Houseplants
- Danny Scuderi

- Mar 21, 2020
- 2 min read

I have this succulent in my apartment that looks like a cross between a whimsical garden and a velociraptor. If Sunset Magazine had a Benign Nightmares section, this would fit right in. It’s fun to look at and does all of the emotionally healthy things that houseplants do. But, it didn’t always look like this.
A year ago, I bought it at an Oakland garden store. It was a great deal at $3, as most things are. Sitting in this tiny pot was a tightly wound fibonacci spiral an inch and a half tall. Small but mighty. Best of all, it would add some green to my living room and didn’t require a lot of fuss.
Over the next few months, though, I noticed that it was taking to its new home well, albeit not as tightly wound as it had started its life; the new leaves (Do succulents have leaves?) were growing longer and more spread out, as if it was turning into a new plant entirely. Sitting in this pot was fleshy green evidence of before and after Life with Danny.
In the time since, I have come to accept this--celebrate it even. It is unique. It adds character. It is not what I expected. And, it reminds me of dinosaurs.
Students are similar. They leave their home life, a completely different environment, and come to school daily. When they get here, in many ways they are different. They learn. They grow. They evolve. And sometimes they act like dinosaurs.
Kids act in sometimes-predictable ways. The adventure, though, is in the unpredictable. It’s in how they manage stress and how we can course-correct along the way. It’s in how they adapt to the classroom, to the playground, to the mean words and to the opportunities to lead. Our job is to guide and to advise and to see how they, themselves, grow.

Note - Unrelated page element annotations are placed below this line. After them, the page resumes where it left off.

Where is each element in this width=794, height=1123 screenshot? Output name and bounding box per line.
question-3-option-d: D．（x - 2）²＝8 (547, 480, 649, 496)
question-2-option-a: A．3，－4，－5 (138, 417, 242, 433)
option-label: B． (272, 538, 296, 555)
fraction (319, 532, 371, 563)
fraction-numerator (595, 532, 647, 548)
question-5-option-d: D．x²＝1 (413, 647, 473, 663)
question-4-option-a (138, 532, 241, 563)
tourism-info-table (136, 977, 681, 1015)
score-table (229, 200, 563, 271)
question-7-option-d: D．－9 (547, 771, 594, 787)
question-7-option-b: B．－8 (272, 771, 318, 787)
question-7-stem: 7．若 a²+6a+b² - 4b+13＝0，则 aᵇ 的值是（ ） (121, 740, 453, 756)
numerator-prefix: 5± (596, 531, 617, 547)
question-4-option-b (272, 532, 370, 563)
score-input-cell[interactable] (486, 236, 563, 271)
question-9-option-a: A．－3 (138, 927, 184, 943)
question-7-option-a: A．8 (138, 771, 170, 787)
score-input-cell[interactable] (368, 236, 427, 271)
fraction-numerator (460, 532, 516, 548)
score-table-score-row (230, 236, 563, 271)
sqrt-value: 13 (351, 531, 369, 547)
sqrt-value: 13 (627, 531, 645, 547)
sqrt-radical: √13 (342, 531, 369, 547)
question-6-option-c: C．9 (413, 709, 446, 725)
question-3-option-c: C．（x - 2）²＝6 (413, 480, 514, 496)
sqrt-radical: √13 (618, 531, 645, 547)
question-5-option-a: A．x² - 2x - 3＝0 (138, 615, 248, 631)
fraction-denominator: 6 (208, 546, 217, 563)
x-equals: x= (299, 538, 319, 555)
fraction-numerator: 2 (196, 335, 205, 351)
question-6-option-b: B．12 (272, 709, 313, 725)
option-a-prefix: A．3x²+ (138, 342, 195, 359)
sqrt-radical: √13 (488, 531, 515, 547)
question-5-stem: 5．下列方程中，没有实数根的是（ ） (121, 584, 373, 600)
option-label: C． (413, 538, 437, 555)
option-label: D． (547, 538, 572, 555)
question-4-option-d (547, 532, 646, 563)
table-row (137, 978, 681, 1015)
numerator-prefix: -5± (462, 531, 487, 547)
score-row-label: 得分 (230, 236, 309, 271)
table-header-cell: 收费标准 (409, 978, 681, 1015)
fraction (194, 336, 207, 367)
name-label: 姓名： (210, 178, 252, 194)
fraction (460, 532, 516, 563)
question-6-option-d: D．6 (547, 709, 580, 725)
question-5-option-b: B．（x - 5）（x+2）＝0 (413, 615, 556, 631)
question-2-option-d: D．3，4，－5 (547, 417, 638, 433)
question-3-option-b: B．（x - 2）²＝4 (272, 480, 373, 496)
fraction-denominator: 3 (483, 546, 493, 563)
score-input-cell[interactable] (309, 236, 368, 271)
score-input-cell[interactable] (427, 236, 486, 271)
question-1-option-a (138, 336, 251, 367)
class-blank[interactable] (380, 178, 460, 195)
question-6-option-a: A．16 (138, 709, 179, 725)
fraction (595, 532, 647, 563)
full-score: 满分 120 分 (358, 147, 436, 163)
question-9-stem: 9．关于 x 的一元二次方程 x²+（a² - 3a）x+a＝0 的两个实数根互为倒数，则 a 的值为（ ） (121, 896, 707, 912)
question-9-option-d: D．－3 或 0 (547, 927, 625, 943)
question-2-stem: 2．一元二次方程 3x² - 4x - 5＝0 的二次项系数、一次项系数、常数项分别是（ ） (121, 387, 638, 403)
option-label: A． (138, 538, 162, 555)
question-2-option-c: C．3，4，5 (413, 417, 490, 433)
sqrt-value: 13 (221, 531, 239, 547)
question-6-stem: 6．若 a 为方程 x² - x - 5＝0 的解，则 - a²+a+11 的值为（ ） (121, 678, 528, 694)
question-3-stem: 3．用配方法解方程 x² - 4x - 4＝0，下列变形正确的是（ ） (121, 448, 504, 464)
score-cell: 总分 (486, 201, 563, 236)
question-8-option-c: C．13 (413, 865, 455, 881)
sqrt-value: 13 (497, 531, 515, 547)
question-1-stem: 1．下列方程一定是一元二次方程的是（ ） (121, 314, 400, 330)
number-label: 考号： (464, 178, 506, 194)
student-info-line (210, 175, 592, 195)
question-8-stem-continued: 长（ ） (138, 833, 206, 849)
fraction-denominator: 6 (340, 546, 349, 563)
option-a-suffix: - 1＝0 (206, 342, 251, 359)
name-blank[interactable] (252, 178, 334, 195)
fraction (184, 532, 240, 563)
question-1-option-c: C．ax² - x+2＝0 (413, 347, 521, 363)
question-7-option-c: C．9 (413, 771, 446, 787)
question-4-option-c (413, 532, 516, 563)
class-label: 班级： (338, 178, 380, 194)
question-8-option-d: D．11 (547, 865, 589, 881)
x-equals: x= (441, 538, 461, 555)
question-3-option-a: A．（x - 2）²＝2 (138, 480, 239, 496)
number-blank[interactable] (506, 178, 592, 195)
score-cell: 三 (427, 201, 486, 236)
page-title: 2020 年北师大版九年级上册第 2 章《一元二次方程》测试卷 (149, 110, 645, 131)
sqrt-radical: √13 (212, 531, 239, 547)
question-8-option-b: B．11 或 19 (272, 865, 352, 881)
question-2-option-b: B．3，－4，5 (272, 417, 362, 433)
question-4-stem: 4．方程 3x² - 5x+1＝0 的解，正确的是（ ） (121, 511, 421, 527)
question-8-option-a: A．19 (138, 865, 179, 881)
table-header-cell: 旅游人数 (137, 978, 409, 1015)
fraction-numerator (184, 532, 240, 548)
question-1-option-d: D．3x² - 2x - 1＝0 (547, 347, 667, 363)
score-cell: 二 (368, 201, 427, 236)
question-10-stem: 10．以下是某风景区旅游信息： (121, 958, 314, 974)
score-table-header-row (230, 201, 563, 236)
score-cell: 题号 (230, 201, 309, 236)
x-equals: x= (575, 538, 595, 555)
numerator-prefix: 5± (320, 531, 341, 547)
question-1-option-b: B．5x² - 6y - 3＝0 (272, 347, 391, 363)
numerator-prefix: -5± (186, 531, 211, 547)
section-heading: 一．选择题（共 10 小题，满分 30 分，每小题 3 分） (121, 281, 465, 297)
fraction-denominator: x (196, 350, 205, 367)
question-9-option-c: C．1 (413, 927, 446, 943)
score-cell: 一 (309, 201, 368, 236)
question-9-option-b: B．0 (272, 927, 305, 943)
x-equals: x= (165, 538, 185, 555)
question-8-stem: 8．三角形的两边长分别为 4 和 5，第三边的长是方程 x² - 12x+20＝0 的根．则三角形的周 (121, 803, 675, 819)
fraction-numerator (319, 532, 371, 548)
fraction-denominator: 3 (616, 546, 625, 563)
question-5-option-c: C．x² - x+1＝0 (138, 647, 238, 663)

This plant has evolved in real time, adapting to whatever change in environment has made it so. In doing so, it has become an interesting Dr. Seuss-type addition to my home. I thought I was getting one thing, and it has become another. Rather, it has become both. It’s an amalgam of before and after. Kids, too, are some enigmatic combination of home and family and school and learning. They are not the before or the after. They are the during.